Let $f : [0,1] \to \mathbb{R}$ be continuous. Let $a \in \mathbb{R}$ be such that $f^{-1}(\{a\})$ is of nonzero measure. Then there exists an interval $I$ such that $f|_{I} \equiv a$. I believe this statement to be true but I may be wrong.Here's how I was thinking of proving.

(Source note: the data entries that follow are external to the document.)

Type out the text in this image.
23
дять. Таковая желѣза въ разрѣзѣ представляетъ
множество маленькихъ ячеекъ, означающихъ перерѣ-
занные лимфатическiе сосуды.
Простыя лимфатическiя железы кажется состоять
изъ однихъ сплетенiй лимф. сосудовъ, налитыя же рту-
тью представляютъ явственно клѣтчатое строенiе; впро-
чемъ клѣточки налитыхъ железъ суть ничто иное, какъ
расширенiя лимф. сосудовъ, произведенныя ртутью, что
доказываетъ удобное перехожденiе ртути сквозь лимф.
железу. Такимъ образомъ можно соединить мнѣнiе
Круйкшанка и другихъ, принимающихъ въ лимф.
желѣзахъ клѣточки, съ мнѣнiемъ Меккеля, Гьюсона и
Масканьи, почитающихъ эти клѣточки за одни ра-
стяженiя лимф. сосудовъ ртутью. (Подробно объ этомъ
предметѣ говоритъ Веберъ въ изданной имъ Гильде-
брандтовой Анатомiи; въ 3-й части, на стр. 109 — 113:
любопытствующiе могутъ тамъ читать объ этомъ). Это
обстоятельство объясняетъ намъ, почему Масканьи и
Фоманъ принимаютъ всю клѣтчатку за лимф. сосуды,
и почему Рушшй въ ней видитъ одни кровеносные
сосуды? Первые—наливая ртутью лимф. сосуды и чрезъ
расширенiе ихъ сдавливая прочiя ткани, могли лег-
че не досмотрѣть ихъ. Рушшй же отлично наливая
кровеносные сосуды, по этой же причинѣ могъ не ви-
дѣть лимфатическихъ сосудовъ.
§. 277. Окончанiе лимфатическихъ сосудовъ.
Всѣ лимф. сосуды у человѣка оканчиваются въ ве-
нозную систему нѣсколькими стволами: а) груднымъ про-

$\{a\}^C$ is open, so $f^{-1}(\{a\}^C)$ is open and thus can be written as a countable union of disjoint open intervals. Since complementation commutes with preimage, this means that $f^{-1}(\{a\}$ can be written as a countable intersection of closed intervals. Since $f^{-1}(\{a\})$ is of nonzero measure this forces one of said closed intervals to have positive measure. By definition of preimage, the conclusion follows.
Best Answer
In fact, there is a counterexample. Hint: if $U\subset [0,1]$ is an open set containing $\mathbb{Q}\cap [0,1]$ with measure $m(U)<1$ (why does $U$ exist?), then $U^C$ has positive measure. Then, since $U^C$ is closed, the distance function $f(x):=d(x,U^C)$ is a continuous function and $f^{-1}(\{0\})= U^C$. By construction of $U$, $U^C$ cannot contain an interval. (Why not?)